Andrey snorted, lips curling in open frustration. His hunger wasn't tamed, only leashed. He spat on the ground, a sharp glob hissing in the frost, and turned to leave. Boots crunched over hard earth, his broad back illuminated by firelight before it melted into the gloom.
But before he could fully step away, an iron grip landed on his shoulder—heavy, unyielding.
"Andrey," Vance said, voice calm now, almost gentle, and yet carrying the weight of an unspoken threat, "don't do anything stupid."
A grunt was Andrey's only reply. Then he stalked off, shoulders rigid, muttering curses under his breath as he disappeared between the tents. The shadows swallowed him whole.
Vincent Kim remained where he stood, silent, stiff as a spear planted in frozen ground. He had watched the exchange without daring to breathe too loudly.

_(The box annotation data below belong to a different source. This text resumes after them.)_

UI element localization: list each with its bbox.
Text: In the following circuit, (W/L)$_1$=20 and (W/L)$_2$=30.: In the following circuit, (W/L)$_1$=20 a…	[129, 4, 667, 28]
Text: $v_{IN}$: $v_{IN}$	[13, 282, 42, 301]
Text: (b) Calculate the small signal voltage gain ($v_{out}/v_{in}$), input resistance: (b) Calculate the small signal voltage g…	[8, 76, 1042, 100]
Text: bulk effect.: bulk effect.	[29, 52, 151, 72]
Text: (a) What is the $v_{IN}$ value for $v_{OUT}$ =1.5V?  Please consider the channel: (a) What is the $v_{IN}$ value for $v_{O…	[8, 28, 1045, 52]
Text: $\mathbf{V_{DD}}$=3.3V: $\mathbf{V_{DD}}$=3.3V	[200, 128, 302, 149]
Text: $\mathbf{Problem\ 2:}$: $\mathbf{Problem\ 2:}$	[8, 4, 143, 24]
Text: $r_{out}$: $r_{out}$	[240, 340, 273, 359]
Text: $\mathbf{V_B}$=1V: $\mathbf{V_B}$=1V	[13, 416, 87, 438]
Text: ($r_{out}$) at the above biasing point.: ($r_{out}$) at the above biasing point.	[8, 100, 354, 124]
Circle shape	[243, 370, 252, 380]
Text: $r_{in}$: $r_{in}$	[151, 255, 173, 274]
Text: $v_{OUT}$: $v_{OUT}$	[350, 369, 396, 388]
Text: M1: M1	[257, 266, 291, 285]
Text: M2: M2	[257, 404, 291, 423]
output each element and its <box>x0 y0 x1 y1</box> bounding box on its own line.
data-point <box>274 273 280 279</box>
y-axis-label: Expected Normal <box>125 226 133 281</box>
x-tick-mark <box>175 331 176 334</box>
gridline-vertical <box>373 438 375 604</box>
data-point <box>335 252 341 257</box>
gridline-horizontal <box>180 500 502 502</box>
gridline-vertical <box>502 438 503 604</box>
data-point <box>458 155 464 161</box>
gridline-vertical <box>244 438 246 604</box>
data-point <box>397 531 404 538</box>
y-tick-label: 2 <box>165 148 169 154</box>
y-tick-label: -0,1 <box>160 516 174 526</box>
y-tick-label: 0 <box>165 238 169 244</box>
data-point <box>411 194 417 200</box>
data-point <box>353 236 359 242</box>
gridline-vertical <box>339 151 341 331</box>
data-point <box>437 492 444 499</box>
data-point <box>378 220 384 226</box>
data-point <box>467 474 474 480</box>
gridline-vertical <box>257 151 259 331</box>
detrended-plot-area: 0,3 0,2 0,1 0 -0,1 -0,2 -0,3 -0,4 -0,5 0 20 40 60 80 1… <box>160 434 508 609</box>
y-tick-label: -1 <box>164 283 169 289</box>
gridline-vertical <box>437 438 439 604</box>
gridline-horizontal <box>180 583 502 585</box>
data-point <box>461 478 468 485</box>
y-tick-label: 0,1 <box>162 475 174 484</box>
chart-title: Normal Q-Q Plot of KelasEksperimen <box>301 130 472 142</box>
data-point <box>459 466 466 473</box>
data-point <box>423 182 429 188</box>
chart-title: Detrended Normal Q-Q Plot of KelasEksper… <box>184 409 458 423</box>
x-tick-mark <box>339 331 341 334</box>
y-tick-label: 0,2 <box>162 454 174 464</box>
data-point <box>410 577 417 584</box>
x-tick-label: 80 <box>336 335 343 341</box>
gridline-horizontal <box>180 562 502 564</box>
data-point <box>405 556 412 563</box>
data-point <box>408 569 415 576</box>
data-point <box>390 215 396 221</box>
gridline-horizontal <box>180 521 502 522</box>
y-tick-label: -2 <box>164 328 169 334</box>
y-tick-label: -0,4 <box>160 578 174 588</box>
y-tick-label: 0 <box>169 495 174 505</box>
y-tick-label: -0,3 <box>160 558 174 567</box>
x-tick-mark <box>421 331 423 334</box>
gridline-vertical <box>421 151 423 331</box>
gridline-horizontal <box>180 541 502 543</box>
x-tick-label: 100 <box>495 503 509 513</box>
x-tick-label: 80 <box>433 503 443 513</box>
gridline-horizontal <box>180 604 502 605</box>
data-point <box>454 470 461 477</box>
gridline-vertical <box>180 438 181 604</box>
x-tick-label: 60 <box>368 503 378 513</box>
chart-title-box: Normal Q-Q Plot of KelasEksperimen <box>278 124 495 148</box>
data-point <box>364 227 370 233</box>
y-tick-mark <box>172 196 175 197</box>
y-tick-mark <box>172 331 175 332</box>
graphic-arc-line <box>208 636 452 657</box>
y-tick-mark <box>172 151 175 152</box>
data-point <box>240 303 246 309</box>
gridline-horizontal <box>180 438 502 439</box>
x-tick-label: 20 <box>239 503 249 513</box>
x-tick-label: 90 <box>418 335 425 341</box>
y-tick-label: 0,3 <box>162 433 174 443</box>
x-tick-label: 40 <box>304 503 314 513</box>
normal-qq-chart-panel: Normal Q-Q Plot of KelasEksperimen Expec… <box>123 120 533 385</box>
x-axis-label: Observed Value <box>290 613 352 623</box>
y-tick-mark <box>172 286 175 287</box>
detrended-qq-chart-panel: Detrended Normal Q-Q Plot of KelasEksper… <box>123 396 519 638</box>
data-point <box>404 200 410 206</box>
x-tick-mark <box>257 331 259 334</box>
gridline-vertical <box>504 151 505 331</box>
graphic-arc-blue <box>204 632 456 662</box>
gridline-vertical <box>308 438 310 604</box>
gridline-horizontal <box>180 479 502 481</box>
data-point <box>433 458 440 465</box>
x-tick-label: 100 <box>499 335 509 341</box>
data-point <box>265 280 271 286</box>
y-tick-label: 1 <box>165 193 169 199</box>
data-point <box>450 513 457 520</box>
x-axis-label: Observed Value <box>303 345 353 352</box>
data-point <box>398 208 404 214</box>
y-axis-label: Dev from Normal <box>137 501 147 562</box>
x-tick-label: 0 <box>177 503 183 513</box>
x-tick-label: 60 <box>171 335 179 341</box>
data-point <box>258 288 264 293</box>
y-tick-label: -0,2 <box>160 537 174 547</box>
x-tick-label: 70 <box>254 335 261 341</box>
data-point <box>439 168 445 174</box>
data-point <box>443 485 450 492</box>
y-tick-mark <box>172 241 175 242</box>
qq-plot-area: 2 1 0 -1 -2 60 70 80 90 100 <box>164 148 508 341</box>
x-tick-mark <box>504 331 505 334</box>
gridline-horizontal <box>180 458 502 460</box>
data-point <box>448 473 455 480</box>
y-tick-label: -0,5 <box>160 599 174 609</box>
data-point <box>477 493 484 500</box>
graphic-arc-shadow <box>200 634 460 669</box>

Unlike Andrey, Vincent didn't have the swagger for insolence—at least not here, under the general's shadow. Yet in the clash of steel, on the blood-slick fields, he was a monster, a storm wrapped in iron. Here, though? Here he felt small, as if the firelight had burned his confidence away.
Unsure whether to leave or wait for dismissal, Vincent shifted on his boots, discomfort gnawing at him. The general's laughter earlier still echoed in his ears, mocking his warning about the curse. He wanted to speak again, to insist that something was wrong, that the night itself felt… watching. But his throat locked tight.
And somewhere beyond the edge of torchlight, something was watching.
In the brittle silence beyond the last ring of fire, a shadow moved—a figure crouched low among the frost-bitten grass. Her breath was steady, her pulse a quiet drum. Lola narrowed her eyes, watching Andrey's hulking frame pass close to where she hid. His curses carried on the wind, sharp and careless. She almost smiled.
The camp was restless. Undisciplined. Cracks in the iron. Perfect.
She touched the arm of the man crouched beside her, signaling without a word. His fingers tightened around the hilt of a curved blade. They would wait a little longer. Let arrogance ripen. Let hunger and cold make men slow, careless. Then, when the fires burned low and laughter faded to snores, the wolves would fall upon the herd.
And no curse would compare to the wrath she was about to unleash.